Thanks for the support. 😎 KJ
Thanks KJ - yes it does help a lot.
As to your question I used ht_dcperiod as a custom indicator ... All of my custom indicators use HT so I'm just building a ton of custom indicators....
Originally when base_df comes in it's just open, close, high, low, amount, volume - I downloaded it from the kucoin exchange API.
# pandas_ta custom implemenation of ta ht_dcperiod
from pandas import Series
from pandas_ta.utils import get_offset, verify_series
import talib as tal # NOTE: talib is just plain required
def ht_dcperiod(close, offset=None, **kwargs):
close = verify_series(close)
offset = get_offset(offset)
if close is None:
return
result = tal.HT_DCPERIOD(close)
dcp = Series(result, index=close.index)
# Offset
if offset != 0:
dcp = dcp.shift(offset)
# Handle fills
if "fillna" in kwargs:
dcp.fillna(kwargs["fillna"], inplace=True)
if "fill_method" in kwargs:
dcp.fillna(method=kwargs["fill_method"], inplace=True)
# Name and Categorize it
dcp.name = "HT_DCPERIOD"
dcp.category = "cycles"
return dcp
ht_dcperiod.__doc__ = \
'''
Yada yada
'''
def ht_dcperiod_method(self, offset=None, **kwargs):
close = self._get_column(kwargs.pop("close", "close"))

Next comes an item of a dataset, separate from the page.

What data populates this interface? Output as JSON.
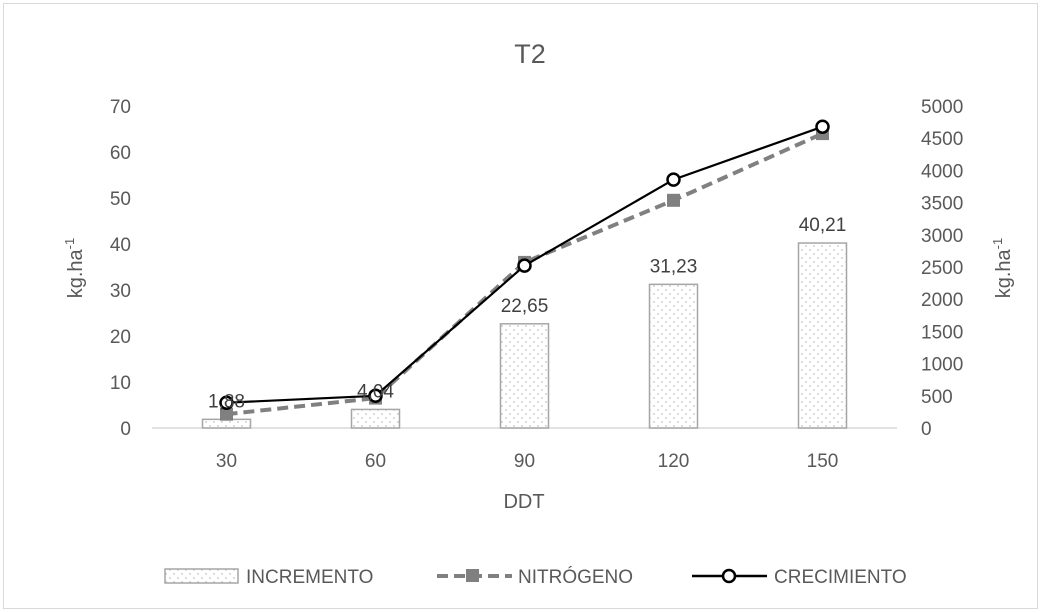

result = ht_dcperiod(close=close, offset=offset, **kwargs)
return self._post_process(result, **kwargs)
@DavidEBrumbaugh
yes it does help a lot.
Excellent! Thanks for your patience.
As to your question I used ht_dcperiod as a custom indicator ... All of my custom indicators use HT so I'm just building a ton of custom indicators....
Gotcha!
Yeah my goal is to finish the rest of the ht_*
indicators before updating the main branch and pip. Of course I will be wrapping the TA Lib ones as well like you did in the previous comment.
Originally when base_df comes in it's just open, close, high, low, amount, volume - I downloaded it from the kucoin exchange API.
That's what I thought. Just wanted to make sure. 😉
KJ